Monitoring, accountability, scalability
“The trigger source could be the existing monitoring system, artificial intelligence (AI) from cloud-based client analytics, or a trigger from equipment or a virtual function in the network itself,” says Newton. “Whatever the trigger mechanism, the ability to be able to diagnose root cause and analyse impact severity in near-real time will be a major factor in not only detecting, but dynamically repairing video delivery problems in future. This will allow better scaling of the systems, and at the same time provide more intelligence for targeting and reducing latency across the networks.”
Is it then possible, or desirable, to pinpoint the exact point of failure during a particular live stream and therefore for the rights holder to hold that vendor or service partner to account?
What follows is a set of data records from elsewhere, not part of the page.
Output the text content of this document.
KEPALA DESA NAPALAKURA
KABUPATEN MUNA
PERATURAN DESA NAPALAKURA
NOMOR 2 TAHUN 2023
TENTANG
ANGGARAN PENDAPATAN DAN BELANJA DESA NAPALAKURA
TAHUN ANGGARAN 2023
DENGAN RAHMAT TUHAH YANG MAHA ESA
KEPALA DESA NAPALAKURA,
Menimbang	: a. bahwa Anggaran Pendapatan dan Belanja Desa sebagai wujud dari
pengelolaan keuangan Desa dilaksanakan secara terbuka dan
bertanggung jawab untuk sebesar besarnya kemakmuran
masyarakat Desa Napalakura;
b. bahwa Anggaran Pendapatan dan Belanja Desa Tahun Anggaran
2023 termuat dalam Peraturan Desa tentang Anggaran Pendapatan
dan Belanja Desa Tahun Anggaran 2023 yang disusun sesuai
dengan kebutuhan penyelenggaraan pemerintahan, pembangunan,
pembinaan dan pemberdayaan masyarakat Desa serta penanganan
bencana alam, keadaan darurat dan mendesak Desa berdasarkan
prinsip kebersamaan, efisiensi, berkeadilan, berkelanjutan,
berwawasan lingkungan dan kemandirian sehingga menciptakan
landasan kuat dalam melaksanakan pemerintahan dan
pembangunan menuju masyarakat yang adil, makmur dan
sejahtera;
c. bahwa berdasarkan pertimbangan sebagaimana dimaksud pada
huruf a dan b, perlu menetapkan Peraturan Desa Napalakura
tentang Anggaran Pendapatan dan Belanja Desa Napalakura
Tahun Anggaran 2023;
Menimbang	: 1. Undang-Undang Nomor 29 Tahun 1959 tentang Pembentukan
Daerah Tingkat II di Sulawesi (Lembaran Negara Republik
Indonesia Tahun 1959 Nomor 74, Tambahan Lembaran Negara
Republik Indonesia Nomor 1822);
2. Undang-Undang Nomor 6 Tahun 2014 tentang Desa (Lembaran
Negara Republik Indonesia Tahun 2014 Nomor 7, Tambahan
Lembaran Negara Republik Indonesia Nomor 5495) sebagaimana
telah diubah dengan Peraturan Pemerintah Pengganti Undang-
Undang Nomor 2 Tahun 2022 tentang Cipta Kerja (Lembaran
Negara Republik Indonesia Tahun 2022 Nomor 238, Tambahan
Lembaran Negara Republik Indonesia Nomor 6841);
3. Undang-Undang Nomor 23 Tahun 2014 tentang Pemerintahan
“It is possible with the right due diligence,” says Taylor. “Over time it will likely become mandatory for a vendor or service provider to be held to account. The challenge is that it’s not a like-for-like comparison between traditional TV and online. Today, the inability to measure a user’s quality at the point of consumption for TV distribution in real-time means the focus is on availability of a channel or specific programme. OTT also has multiple third parties and technologies involved that are very interdependent, resulting in a much more complex problem to solve.”
Increasingly, the CDN is also seeing that quality is subjective, and social platforms and direct feedback from viewers are becoming a growing source of insight.
“Being able to scrape negative Tweets and feedback from a customer’s social feed and parse out the insights can enable issues to be flagged as they arise,” says Taylor. “Social media has great potential as an early warning system for poor streaming quality.”
Recently, Akamai’s platform peaked at 60Tbps, which is the equivalent of 20million concurrent 3Mbps streams. During the 2016 Olympics it delivered 3.3bn streaming minutes to over 100m unique users. In the scheme of total TV viewing this is still quite small compared to the hundreds of millions of concurrent streams going on around the world at any moment, but the internet as a medium for video distribution has shown it can scale.
Newton stresses: “If the industry can work together to enable more transparency and interaction across the video delivery chain, we will be able to avoid, or at least rapidly mitigate, premium event problems for future viewers.”